As expected, insulin was the medication most used by the participants with DM1 and oral medications by those with DM2. In the “other types” of diabetes group we find almost the same frequency of insulin and oral medication use and observed 5% without any medications for diabetes.

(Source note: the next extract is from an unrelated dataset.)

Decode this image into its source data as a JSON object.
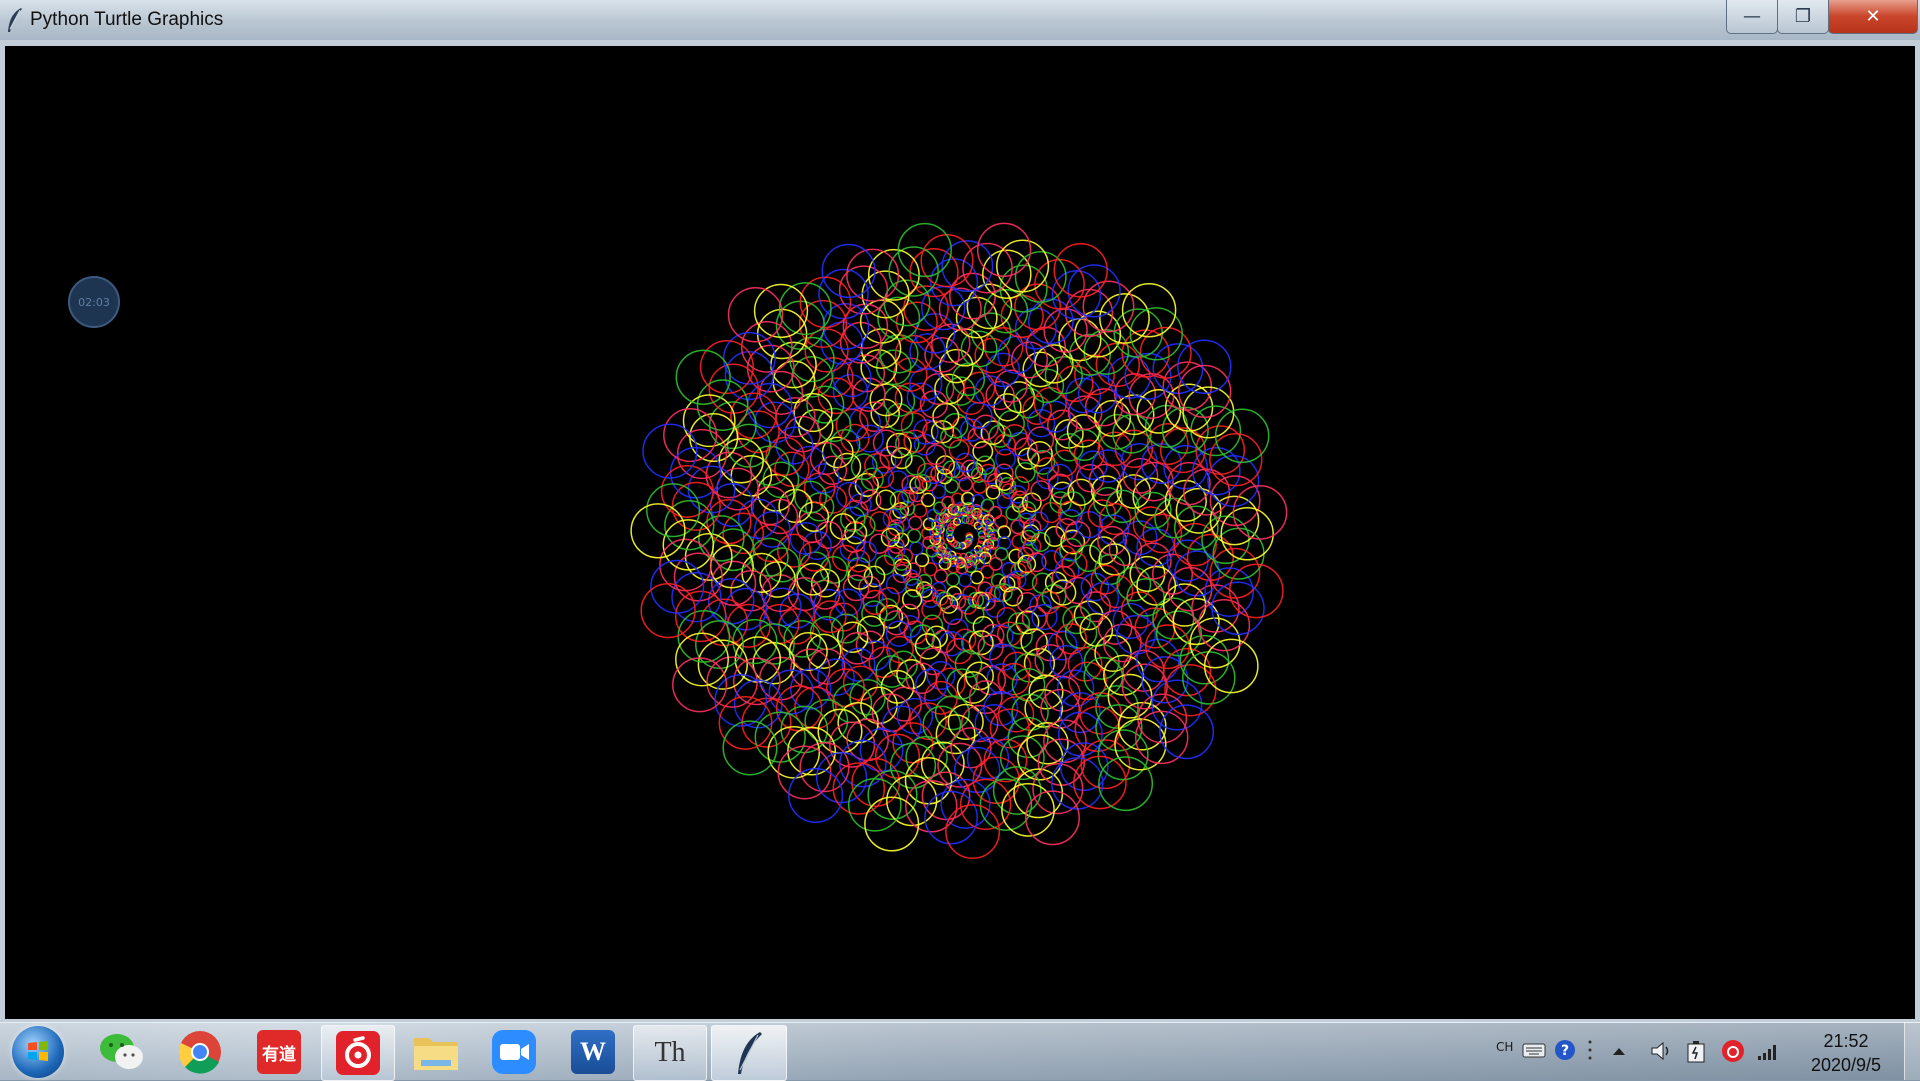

The public healthcare system were the main sites for delivery of medications during the pandemic. Some patients got their medication from both sites of public health system: the primary health care units and popular pharmacy program. Together, the primary health care units and the popular pharmacy program accounted for 62.2% of the sites for delivery of medications in total sample, being slightly higher in DM1 (76.7%) than in DM2 (66.9%) and “other types” of diabetes (50.5%) groups.
Lack of medication was reported by 161 (9.9%) of the total participants, with a higher frequency in DM1 (12.7%) than in DM2 (7.2%) or “other types” (7.0%) groups.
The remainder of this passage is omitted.